In January 1952, talent scout Ike Turner tried to get Jacobs to record for Modern Records while in Helena, but Jacobs was on his way to Mississippi. They played together in Clarksdale.
Jacobs had put his career as a bandleader on hold when he joined Waters's band, but he stepped out front again when he recorded as a bandleader for Chess's subsidiary label Checker Records on May 12, 1952. The first completed take of the first song attempted at his debut session became his first number one hit, spending eight weeks at the top of the Billboard R&B chart. The song was "Juke", and it is still the only harmonica instrumental ever to be a number-one hit on the Billboard R&B chart. The original title of the track file was "Your Cat Will Play", but was renamed at Leonard Chess's suggestion. (Three other harmonica instrumentals by Little Walter also reached the Billboard R&B top 10: "Off the Wall" reached number eight, "Roller Coaster" reached number six, and "Sad Hours" reached number two while "Juke" was still on the charts.) "Juke" was the biggest hit to date for any artist on Chess and its affiliated labels and one of the biggest national R&B hits of 1952, securing Walter's position on the Chess artist roster for the next decade.
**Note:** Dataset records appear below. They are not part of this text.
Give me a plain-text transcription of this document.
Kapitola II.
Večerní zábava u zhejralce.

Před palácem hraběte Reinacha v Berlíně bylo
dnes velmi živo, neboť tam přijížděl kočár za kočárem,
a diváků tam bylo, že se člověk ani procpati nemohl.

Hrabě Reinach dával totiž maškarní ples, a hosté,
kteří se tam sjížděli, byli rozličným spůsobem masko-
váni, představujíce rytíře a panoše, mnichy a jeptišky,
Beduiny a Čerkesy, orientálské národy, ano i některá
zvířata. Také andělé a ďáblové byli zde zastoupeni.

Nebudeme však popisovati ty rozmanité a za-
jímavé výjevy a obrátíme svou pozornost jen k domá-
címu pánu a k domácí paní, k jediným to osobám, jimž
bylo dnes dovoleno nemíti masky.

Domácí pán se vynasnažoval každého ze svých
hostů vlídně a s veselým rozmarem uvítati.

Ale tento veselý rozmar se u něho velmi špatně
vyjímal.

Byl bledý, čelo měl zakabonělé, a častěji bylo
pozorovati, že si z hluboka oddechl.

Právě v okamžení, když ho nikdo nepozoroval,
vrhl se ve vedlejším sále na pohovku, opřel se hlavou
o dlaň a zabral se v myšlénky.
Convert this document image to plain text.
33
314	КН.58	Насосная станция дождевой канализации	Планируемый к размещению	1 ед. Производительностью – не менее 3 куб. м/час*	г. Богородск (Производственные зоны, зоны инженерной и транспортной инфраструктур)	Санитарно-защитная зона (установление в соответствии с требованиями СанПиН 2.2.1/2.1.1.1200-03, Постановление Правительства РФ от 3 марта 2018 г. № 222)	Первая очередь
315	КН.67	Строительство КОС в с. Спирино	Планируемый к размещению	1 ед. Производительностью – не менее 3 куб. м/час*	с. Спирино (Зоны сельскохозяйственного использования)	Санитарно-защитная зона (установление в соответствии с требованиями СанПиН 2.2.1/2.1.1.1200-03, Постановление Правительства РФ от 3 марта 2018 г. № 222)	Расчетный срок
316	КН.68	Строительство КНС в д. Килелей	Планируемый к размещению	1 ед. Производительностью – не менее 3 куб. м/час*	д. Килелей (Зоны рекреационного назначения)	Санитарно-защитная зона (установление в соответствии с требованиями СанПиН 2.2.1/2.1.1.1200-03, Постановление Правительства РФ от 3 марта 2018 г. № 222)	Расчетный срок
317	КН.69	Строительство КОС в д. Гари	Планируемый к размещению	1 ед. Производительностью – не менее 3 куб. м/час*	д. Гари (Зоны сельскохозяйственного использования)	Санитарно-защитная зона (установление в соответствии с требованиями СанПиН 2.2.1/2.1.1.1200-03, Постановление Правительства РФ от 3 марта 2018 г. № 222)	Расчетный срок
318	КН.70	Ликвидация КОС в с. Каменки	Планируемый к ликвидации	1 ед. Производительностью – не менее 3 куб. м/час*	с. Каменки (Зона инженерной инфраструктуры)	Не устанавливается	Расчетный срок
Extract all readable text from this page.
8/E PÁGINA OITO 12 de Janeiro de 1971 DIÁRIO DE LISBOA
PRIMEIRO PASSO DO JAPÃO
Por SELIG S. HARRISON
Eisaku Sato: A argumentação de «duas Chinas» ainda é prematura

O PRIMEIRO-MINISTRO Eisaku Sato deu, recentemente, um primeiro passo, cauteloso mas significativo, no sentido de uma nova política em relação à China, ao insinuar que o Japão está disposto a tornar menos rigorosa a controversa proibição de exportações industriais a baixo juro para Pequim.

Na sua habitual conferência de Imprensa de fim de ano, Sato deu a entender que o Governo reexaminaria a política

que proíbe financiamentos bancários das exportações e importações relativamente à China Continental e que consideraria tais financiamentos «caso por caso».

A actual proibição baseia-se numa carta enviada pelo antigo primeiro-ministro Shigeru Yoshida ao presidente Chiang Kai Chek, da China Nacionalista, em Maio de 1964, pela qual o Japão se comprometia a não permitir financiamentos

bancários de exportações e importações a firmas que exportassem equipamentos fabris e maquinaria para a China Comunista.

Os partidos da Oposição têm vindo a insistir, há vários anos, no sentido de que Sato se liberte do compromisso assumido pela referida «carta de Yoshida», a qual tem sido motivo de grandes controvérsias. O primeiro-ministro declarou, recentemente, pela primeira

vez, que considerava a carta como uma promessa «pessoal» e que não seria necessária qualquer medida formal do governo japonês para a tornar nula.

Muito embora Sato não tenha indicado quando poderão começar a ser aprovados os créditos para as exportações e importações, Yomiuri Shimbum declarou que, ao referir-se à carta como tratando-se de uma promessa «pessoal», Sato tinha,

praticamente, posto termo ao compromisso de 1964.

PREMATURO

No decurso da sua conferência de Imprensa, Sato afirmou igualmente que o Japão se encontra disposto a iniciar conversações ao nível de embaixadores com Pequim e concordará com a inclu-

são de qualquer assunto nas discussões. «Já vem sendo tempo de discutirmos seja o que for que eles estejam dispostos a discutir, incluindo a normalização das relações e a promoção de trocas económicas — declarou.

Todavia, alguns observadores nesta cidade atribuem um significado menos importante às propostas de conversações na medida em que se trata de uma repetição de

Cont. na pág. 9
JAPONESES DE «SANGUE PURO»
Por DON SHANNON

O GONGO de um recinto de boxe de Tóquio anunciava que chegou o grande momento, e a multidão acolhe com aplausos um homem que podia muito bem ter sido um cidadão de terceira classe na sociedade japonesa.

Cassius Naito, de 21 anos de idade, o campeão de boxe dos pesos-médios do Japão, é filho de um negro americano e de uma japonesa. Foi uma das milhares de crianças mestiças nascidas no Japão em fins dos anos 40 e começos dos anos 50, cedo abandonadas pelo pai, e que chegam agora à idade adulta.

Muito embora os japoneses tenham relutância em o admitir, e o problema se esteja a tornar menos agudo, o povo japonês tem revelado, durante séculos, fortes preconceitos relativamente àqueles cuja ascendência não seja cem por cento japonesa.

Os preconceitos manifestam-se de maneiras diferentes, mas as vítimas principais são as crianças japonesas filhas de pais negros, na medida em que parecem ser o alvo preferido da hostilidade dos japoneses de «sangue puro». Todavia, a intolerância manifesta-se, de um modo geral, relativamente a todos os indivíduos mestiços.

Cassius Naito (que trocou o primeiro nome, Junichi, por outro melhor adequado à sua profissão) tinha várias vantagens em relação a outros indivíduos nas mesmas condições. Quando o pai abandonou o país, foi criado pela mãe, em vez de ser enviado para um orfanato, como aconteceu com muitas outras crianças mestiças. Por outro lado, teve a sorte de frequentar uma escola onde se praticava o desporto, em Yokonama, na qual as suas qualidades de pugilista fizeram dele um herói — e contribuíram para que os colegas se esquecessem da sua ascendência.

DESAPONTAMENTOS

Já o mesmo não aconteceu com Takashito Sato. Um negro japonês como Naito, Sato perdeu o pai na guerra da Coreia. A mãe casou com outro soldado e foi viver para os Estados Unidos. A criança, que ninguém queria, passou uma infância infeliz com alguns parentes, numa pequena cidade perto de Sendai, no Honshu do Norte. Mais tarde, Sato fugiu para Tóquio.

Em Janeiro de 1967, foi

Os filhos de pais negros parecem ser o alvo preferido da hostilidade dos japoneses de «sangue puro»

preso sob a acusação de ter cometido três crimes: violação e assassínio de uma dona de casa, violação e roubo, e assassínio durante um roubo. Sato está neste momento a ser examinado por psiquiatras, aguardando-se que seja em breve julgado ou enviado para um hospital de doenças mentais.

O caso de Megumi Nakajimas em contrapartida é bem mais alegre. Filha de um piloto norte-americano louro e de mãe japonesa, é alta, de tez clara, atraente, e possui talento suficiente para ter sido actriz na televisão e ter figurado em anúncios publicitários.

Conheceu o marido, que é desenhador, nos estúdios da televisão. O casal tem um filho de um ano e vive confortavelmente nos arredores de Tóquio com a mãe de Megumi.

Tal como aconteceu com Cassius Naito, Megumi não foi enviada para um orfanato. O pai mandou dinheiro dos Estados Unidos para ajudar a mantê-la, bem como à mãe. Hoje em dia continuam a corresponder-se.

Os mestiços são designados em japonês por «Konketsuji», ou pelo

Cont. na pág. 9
Jacobs left Waters's band in 1952 and recruited his own backing band, the Aces, a group that was already working steadily in Chicago backing Junior Wells. The Aces—the brothers David and Louis Myers on guitars and Fred Below on drums—were credited as the Jukes on most of the Little Walter records on which they played. By 1955 the members of the Aces had each separately left Little Walter to pursue other opportunities and were initially replaced by the guitarists Robert "Junior" Lockwood and Luther Tucker and drummer Odie Payne. Among others who worked in Little Walter's recording and touring bands in the 1950s were the guitarists Jimmie Lee Robinson and Freddie Robinson, and drummer George Hunter. Little Walter also occasionally included saxophone players in his touring bands during this period, among them the young Albert Ayler, and Ray Charles on one early tour. By the late 1950s, Little Walter no longer employed a regular full-time band, instead hiring various players as needed from the large pool of blues musicians in Chicago.